Another fascinating item on display is this letter that was composed on the ship (the very day it went down) by Esther Hart and her seven-year-old daughter, Eva.
The letter — intended to be sent to Esther’s mother — was written on letterhead that reads: “Onboard the R.M.S. Titanic.” It begins with a lengthy summation from Esther about their journey…
…and ends with a message from young Eva in her little kid scrawl: “Heaps of love and kisses to all. Eva. XXXXXXX.”
The most amazing artifact on display — and easily one of the most iconic items of the 20th century — has to be this violin belonging to Wallace Hartley, one of the legendary “And the band played on…” musicians who continued to play on the deck even as the ship went down. While Hartley didn’t survive, his violin was later found floating atop the water, safely stowed in its case.
As you can see, the museum takes great pains to honor the human stories behind all of the people on the ship. One story that really caught my family’s attention was of this six-year-old boy named Robert, who survived the Titanic only to be hit and killed by a car two years later.
Speaking of each person’s story, there are touch screens at the museum that allow you to search the names of everyone who was on the boat…and see if they lived or died.
Another unforgettable fact we learned is that the ship offered first-class passengers a very popular perk — the ability to send messages via telegraph back to people on land! Unfortunately, the passengers were obsessed with this proto-texting and kept wireless operator Jack Phillips so busy sending “HAVING A GREAT TIME ON THE BOAT, OLD PAL!” messages that he missed some key warnings about icebergs.
In fact, he was so overwhelmed by the endless messages passengers wanted to send that, when nearby ship The Californian sent the warning “WE ARE STOPPED AND SURROUNDED BY ICE,” Phillips replied, “SHUT UP! YOU ARE JAMMING MY SIGNAL!”
The Californian’s only wireless operator, Cyril Evans, soon went to bed — perhaps put off by the response from Phillips. But this meant that, after the Titanic hit the iceberg and Phillips began desperately messaging for help, there was no way to contact The Californian which was only 11 miles away!
Tragically, Titanic’s sister ship The Olympic heard the distress call and made a desperate, full-speed trek to help despite being more than 500 miles away.
The tragedy led to sweeping reforms in the industry. If you’ve ever been on a cruise, you know it starts with a safety drill before leaving port. That protocol was put into place after the Titanic disaster. Other post-Titanic reforms included increasing the minimum number of lifeboats onboard, requiring a radio operator to be on 24/7, and the founding of the International Ice Patrol, a group that monitors icebergs and warns ships of danger.
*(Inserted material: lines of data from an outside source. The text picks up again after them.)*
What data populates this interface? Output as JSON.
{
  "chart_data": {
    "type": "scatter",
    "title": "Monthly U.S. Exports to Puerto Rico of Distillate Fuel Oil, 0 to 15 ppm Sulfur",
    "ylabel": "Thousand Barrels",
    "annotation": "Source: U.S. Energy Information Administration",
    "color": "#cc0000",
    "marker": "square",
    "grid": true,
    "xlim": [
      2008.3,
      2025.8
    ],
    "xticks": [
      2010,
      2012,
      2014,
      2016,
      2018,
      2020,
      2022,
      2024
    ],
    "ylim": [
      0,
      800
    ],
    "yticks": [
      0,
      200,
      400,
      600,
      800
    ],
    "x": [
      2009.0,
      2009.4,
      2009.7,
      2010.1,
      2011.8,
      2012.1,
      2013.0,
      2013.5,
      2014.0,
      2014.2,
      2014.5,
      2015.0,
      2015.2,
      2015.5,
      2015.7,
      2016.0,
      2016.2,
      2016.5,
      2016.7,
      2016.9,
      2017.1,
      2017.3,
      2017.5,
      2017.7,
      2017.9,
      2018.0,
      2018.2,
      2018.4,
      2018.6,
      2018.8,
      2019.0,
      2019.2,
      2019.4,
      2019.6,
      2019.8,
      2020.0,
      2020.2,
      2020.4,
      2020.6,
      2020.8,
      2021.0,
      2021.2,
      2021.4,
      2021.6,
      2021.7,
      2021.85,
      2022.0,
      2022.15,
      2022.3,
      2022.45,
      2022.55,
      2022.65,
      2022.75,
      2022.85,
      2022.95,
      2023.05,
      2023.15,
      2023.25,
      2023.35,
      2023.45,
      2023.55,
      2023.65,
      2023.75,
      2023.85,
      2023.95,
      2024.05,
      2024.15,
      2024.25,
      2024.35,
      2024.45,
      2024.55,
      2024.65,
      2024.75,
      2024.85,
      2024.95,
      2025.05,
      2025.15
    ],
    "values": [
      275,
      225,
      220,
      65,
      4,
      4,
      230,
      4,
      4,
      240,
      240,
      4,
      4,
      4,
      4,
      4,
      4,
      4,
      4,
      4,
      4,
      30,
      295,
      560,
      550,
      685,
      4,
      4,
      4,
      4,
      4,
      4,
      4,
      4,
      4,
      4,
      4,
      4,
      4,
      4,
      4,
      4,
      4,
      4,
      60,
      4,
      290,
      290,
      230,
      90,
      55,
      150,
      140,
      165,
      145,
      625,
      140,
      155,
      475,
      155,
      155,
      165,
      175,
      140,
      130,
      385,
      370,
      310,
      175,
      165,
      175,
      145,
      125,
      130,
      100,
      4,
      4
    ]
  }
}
Of course, the Titanic had sunk to the bottom of the ocean by the time the Carpathia arrived, and the ship’s final resting place is brilliantly depicted at Titanic Belfast. As you can see below, museum guests are able to stand on a glass floor and peer down into (what looks like) the dark recesses of the ocean…with the rotting Titanic on its floor.
Another incredibly cool thing you can see at the museum are recreations of the rooms on the Titanic. Below is a First Class Stateroom, which — as you can see — was quite sizable and modeled to look like the finest five-star hotel room.
This image is of a second-class cabin…a big jump down in size and luxury, but not terrible!
And this image is of a third-class cabin. Imagine two people trying to co-exist in there! They must’ve spent lots of time on deck, I’d imagine.